Coefficient α, as introduced by Cronbach, was intended as an index of equivalence (21). It has become very popular, but has also been criticized, mainly for making strong assumptions that are rarely met in practice, and of which practitioners seem to be unaware. Some alternatives have been proposed (e.g. 22). Nevertheless, internal consistency was assessed with coefficient α to enable comparison with the measures reported in the original evaluations (9, 10, 16–18).
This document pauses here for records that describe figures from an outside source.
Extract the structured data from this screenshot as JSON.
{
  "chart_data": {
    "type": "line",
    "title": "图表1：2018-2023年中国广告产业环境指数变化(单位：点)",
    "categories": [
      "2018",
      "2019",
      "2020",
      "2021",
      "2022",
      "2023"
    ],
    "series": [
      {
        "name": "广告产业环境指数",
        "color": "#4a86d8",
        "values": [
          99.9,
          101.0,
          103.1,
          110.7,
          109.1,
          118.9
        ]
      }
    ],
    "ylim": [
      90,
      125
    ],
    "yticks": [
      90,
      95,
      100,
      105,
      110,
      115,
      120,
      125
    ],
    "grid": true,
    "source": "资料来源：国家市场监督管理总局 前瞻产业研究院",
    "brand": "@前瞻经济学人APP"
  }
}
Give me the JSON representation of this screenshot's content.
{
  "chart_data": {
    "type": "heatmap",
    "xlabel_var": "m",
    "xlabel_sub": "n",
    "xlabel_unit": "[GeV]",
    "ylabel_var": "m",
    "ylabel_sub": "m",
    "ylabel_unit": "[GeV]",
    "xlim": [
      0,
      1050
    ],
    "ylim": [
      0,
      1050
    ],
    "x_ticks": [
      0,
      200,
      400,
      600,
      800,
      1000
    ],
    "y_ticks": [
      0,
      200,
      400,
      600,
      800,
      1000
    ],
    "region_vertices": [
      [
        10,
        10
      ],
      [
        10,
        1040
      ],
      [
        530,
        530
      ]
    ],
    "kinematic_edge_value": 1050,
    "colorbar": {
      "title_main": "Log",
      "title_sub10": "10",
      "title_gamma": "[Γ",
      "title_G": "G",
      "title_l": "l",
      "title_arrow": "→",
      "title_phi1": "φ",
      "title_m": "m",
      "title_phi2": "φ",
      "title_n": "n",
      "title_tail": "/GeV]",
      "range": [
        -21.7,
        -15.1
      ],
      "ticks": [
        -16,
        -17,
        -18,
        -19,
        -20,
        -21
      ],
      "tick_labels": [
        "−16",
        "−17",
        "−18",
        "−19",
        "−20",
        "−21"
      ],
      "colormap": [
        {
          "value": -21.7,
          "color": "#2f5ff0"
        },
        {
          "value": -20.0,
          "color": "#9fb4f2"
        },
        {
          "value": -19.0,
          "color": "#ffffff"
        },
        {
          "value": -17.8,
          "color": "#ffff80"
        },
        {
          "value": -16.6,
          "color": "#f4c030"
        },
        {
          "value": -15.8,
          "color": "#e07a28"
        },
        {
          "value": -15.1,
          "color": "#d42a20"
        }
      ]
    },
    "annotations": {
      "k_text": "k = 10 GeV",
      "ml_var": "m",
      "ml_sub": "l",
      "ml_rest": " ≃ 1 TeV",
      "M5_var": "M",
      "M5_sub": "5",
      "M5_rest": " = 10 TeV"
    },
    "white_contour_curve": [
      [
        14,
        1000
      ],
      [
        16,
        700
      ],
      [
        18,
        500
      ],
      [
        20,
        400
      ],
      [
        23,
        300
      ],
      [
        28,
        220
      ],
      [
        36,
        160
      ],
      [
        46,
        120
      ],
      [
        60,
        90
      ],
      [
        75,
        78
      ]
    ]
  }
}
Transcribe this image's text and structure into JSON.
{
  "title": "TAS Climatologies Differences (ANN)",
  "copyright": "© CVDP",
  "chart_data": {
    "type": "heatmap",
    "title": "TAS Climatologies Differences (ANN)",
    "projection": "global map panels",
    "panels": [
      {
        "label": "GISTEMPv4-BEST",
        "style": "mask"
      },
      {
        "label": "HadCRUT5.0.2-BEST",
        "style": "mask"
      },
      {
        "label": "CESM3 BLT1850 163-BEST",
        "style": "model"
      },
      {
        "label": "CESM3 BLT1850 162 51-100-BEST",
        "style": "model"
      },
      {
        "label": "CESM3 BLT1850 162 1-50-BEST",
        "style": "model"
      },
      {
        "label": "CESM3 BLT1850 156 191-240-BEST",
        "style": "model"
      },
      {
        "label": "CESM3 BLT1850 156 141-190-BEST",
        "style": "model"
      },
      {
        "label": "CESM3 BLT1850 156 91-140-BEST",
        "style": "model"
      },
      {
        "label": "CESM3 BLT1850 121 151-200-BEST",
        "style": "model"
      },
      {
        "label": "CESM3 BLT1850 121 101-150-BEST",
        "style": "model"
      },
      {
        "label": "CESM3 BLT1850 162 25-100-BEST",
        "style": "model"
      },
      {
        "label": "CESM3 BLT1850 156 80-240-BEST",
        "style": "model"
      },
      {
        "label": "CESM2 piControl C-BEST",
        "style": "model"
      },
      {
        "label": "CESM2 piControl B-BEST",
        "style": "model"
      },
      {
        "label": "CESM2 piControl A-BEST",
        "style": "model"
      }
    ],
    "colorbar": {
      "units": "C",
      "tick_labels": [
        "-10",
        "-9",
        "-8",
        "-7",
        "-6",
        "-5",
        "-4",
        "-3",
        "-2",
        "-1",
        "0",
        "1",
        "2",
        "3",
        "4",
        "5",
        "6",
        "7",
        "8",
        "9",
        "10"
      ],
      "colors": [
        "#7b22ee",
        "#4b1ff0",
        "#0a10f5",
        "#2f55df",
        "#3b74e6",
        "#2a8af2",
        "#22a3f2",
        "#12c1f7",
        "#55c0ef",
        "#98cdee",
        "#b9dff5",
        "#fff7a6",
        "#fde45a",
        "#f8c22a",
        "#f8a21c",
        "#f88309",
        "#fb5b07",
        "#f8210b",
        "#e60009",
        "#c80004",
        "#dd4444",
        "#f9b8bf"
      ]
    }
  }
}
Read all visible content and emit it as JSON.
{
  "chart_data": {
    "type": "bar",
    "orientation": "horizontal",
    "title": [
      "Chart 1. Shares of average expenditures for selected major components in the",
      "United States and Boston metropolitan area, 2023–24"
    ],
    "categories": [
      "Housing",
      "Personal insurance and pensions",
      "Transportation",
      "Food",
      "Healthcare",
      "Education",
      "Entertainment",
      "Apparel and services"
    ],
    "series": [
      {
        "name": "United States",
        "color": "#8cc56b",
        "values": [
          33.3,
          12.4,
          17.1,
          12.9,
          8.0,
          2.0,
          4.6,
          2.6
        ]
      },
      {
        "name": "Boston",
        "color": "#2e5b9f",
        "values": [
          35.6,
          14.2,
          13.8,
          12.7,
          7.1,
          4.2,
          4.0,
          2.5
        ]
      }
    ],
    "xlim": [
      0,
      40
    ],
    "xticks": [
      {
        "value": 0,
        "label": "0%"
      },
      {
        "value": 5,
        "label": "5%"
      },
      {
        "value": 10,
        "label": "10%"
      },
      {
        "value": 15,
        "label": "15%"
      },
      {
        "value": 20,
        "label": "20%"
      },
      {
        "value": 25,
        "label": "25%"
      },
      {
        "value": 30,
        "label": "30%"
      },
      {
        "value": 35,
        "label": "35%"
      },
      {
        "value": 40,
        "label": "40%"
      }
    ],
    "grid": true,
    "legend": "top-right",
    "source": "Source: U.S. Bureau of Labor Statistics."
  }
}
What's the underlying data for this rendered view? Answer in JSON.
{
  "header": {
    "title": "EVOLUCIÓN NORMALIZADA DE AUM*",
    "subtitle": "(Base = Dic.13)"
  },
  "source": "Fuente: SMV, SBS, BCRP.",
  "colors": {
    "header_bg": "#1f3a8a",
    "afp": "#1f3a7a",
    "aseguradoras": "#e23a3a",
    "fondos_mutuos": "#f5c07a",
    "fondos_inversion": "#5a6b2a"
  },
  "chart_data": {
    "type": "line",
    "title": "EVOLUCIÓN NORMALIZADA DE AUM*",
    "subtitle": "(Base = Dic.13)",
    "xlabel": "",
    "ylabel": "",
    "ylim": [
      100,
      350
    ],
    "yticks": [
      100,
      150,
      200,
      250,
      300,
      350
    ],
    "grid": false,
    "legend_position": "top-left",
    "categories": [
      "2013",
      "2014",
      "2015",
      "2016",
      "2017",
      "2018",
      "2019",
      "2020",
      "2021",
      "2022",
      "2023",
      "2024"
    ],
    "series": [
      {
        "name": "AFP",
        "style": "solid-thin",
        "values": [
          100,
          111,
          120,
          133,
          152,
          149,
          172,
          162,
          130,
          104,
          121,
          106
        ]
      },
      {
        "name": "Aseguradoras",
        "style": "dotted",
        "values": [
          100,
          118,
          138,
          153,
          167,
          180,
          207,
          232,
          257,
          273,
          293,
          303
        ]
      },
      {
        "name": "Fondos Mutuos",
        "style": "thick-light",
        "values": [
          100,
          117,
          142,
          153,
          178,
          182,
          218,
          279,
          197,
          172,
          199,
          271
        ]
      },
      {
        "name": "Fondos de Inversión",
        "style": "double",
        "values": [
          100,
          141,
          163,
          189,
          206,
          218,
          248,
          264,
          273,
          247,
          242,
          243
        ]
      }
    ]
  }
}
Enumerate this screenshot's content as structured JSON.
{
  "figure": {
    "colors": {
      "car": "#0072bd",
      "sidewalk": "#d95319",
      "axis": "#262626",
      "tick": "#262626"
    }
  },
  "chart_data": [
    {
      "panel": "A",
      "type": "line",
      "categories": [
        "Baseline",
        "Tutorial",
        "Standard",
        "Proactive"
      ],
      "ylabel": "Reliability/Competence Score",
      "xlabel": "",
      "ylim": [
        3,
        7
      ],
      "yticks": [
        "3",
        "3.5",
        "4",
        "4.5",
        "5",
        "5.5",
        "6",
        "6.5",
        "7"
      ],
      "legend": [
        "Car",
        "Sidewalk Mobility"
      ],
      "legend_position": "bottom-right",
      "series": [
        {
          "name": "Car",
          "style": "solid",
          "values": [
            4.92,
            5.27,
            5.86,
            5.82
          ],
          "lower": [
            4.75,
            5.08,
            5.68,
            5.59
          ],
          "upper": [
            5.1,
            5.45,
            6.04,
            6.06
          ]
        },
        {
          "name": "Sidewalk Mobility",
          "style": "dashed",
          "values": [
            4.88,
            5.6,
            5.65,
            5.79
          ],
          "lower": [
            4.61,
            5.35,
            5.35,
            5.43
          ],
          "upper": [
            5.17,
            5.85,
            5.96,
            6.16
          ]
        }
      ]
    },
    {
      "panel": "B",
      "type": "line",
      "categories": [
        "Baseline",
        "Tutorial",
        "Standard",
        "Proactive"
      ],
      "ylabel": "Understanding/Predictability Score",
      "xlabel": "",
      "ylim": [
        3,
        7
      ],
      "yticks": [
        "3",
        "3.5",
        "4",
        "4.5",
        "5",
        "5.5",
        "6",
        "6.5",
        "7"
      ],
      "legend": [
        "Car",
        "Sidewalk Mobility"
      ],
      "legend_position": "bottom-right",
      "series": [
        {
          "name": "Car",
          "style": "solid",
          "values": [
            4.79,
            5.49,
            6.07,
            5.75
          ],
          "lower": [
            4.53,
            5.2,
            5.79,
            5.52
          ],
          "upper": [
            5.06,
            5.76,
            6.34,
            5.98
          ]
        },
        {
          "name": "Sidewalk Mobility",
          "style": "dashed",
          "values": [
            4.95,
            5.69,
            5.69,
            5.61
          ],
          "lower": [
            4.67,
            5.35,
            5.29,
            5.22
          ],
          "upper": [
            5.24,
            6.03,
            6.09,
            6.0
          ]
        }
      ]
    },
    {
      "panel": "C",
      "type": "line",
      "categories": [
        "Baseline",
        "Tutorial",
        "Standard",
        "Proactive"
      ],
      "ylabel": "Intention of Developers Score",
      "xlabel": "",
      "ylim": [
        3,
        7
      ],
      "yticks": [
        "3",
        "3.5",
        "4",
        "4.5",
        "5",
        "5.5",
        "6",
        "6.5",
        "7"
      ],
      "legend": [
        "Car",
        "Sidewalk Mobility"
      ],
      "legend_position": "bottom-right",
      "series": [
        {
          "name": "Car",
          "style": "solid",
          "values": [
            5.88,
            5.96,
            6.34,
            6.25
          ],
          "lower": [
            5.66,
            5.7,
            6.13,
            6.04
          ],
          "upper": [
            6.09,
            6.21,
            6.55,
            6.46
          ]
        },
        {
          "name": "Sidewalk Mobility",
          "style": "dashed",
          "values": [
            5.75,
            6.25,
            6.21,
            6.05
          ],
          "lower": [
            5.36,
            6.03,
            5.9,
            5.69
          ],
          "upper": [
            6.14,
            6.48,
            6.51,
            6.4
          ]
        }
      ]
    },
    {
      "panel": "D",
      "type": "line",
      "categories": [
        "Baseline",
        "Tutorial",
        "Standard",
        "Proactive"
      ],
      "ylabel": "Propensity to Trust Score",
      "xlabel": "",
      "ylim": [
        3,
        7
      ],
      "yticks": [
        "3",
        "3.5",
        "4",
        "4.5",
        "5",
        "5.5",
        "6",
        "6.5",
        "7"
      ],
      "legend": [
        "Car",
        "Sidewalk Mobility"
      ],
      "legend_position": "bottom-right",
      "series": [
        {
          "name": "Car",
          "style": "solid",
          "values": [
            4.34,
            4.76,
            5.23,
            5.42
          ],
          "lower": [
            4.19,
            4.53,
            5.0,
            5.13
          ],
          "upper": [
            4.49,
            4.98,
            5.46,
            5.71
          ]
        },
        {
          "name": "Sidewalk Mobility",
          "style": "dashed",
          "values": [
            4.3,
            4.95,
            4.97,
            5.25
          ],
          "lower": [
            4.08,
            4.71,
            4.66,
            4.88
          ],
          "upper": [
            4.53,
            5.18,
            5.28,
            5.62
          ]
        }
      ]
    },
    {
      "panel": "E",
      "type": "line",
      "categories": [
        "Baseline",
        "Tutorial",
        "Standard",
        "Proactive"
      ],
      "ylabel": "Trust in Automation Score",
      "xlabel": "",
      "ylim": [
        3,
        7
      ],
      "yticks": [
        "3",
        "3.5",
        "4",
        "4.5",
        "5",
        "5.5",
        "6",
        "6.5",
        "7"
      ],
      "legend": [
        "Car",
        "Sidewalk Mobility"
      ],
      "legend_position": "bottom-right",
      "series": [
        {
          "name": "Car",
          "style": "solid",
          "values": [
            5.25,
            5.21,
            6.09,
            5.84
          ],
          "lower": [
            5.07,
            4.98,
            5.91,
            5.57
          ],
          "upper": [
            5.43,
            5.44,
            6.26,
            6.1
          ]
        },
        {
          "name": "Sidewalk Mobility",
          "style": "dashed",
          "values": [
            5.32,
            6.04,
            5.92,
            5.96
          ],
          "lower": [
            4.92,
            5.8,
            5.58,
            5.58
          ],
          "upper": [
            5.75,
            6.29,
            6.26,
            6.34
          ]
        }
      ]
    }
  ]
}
Although the reliability of the PRO measures was mostly very high, the concordance correlation of the DPS was poor when transferring the measure from P&P to MoPat. The original score is a line ranging from strongly worsened (–100) to almost no further pruritus (100) with 7 marked steps in between (8). In the MoPat the score was mapped to a slider question with 201 steps, with text only at the beginning and the end, and without additional markings in-between. Fig. 1 shows that, in the paper version, the patients primarily chose the given markings, thus they mostly use it like a 9-point Likert scale. Without markings in MoPat, the answers were not so precise, which leads to a low agreement. This was recently shown in a study on the validation of an app for smartphones, which changed the DPS into multiple questions, resulting in a moderate Spearman correlation of 0.46 (23). As the paper version defines several anchors, which can be important to calculate the minimal important difference, or the clinically meaningful change in the symptom course, it is desirable that the DPS is used in its original version (8) on the MoPat or other devices, at least in clinical trials. Concerning the other outlier, particularly question 14 of the ItchyQoL, it is not possible to provide a sufficient explanation. All questions and answers on the ItchyQoL are syntactically similar and are displayed in the same manner in the MoPat and the P&P versions.
Although the validation of pruritus measures was assessed using only German questionnaires, MoPat supports multilingual surveys. The questions and answers may be displayed in different languages, but the graphical interface is unchanged. Although one might expect this would not affect the validity, reliability, usability and user acceptance, this should be examined further. In particular, user acceptance should be evaluated with a higher number of participants in order to analyse in more detail the effect of the age of the participants.
In conclusion, this study shows that most of the given PROs can be assessed with electronic systems, such as MoPat, without loss of reliability. Only the DPS has to be redesigned and revalidated to ensure valid assessment using MoPat. Although this study demonstrates that an ePRO system, such as MoPat, delivers reliable results compared with P&P, it is recommended that new questionnaires are validated for usage with ePRO systems in order to ensure the validity and reliability of the answers. MoPat will be developed further in order to improve the validity and reliability of P&P questionnaires to ePROs through better integration of P&P questionnaires in MoPat. Furthermore, user acceptance and usability will be evaluated taking multilingual surveys into special consideration.
The authors have no conflicts of interest to declare.